Someone else with Adé’s past, someone who had once been so intimate with starvation that it was like a sister, a lover, might never be so careless with food. But that was how Adé had always been, he knew. Even in the throes of her family’s troubles, even staring death in its gaunt, hungry face, she’d been distracted, looking expectantly for some brighter future that was inevitably around the next corner with those eager brown eyes. Not like him.

“You’re angry,” she said. It sounded like she was chewing her lip; he couldn’t look at her to say for certain.

His hand was still in hers, a holdfast. For a dumb, animal moment, he felt a jolt of pleasure at the warm contact. When had he last been touched without violent intent? With gentleness and love? It had only been Omair, tending his wounds four years ago, and Adé—always Adé. She’d been holding his hand when he awoke that first morning in Omair’s home, so far from the desert, and all he’d known.

A dozen sense memories surged to the surface of their stagnant pool: his mother’s fingertip against his forehead, stroking a loose hank of hair back into place; his cousin Idri playfully scooping him and his sister into a bear hug as they squealed in protest. His little sister Nasan, toddling at his side when she was small, then running across the barren red flats together when her legs shot up and sprawled nearly as long and lanky as his own.

You could have that, and more. The thought whispered through him like a dry wind, and he knew with certainty that at his word, Adé would leave Carmine. You could court her, marry her, have a family again, the voice in his head insisted. And he could see it, feel it all, the knowledge of a hundred moments elapsed into one: Adé at his side shopping in the market for a supper they will share, Adé reaching a small hand up to cup his face and kiss him, Adé holding him close at night . . .

Adé knowing his secrets.

What would she think if she knew what he really was? Would she still want to kiss him? She was the best person he knew—and yet, he couldn’t say for certain. He’d seen too much evil to trust the immutability of good in anyone.

I would only put her in danger, anyway.

He shook his hand free.

“Carmine is a good match for you,” he said.

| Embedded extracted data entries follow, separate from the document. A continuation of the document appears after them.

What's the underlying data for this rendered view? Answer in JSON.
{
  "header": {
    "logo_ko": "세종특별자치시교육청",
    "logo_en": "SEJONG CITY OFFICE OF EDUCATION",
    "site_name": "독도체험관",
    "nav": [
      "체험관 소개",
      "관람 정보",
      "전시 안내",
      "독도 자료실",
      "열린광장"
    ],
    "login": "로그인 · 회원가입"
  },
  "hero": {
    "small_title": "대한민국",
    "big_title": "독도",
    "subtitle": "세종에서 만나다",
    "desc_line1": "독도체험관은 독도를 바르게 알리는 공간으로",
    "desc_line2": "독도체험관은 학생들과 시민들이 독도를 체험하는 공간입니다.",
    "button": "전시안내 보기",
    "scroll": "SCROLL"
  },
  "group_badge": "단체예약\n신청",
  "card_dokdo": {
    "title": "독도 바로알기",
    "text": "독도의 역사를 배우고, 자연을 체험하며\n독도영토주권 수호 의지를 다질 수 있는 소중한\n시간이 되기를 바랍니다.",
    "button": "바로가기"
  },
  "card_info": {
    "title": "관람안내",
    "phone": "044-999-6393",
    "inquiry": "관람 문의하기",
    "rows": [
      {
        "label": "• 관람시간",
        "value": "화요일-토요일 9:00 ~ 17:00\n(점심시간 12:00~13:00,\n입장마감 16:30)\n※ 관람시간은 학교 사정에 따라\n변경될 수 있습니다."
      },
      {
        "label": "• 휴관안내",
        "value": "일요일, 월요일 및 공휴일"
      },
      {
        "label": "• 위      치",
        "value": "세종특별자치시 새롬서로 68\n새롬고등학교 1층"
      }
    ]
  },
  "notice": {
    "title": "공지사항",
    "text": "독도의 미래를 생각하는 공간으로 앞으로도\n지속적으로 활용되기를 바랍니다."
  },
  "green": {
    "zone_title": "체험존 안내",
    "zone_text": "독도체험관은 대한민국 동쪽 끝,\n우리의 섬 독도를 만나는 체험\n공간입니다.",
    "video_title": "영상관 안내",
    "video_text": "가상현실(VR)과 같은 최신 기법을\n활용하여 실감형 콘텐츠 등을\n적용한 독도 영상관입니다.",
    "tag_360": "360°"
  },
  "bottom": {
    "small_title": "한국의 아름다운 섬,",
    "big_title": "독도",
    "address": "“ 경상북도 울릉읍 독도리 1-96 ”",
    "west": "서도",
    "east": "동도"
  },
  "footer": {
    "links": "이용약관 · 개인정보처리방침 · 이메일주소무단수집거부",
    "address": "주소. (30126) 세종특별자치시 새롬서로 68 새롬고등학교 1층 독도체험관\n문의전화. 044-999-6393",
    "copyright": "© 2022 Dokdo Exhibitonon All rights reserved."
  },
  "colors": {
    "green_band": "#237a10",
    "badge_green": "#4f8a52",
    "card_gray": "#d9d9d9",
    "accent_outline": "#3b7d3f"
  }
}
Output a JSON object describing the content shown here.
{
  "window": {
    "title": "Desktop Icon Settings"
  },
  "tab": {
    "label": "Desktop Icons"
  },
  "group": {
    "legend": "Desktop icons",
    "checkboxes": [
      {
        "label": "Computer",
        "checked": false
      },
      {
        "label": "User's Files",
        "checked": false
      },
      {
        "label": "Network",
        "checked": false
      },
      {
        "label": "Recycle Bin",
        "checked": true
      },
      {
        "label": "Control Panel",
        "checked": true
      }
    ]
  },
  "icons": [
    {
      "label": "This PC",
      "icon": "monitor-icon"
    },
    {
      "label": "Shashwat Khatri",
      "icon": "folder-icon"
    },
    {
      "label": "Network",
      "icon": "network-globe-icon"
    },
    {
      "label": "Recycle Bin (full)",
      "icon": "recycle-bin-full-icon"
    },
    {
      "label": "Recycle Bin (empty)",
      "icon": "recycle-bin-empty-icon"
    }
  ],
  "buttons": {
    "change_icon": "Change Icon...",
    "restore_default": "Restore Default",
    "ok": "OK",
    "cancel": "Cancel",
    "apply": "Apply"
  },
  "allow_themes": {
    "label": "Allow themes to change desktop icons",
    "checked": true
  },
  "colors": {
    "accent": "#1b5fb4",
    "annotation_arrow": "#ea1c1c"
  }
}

“I know,” she nodded vigorously. “I know that. And I—he’s a good person. He’s kind to me, and he makes me laugh. I don’t mean to . . . I just always thought that you and I would be, you know, when we were kids. I couldn’t live with myself if I didn’t at least ask.” She paused, frowning. “Did you ever—?”

“No,” he said, cutting her short. “I don’t think about the future.”

“Oh.”

Nok rubbed his palms together.

Adé brushed one slippered foot over the other. “Does this mean you won’t come to my engagement party?”

“I’ll think on it,” he said. He stepped away, not meeting her eyes. “I should get going.”

Adé frowned. “Back to Ansana already?”

“Omair needs me,” he told her lightly. “I’ve lingered long enough as it is.”

“Do you want me to walk you to the Northern Gatehead at least?” Adé asked hopefully.

“No, it’s all right,” he said, forcing a tight smile. “I know the way.”

He left quickly, before there could be any other objections. If she watched him go, he did not turn around to see.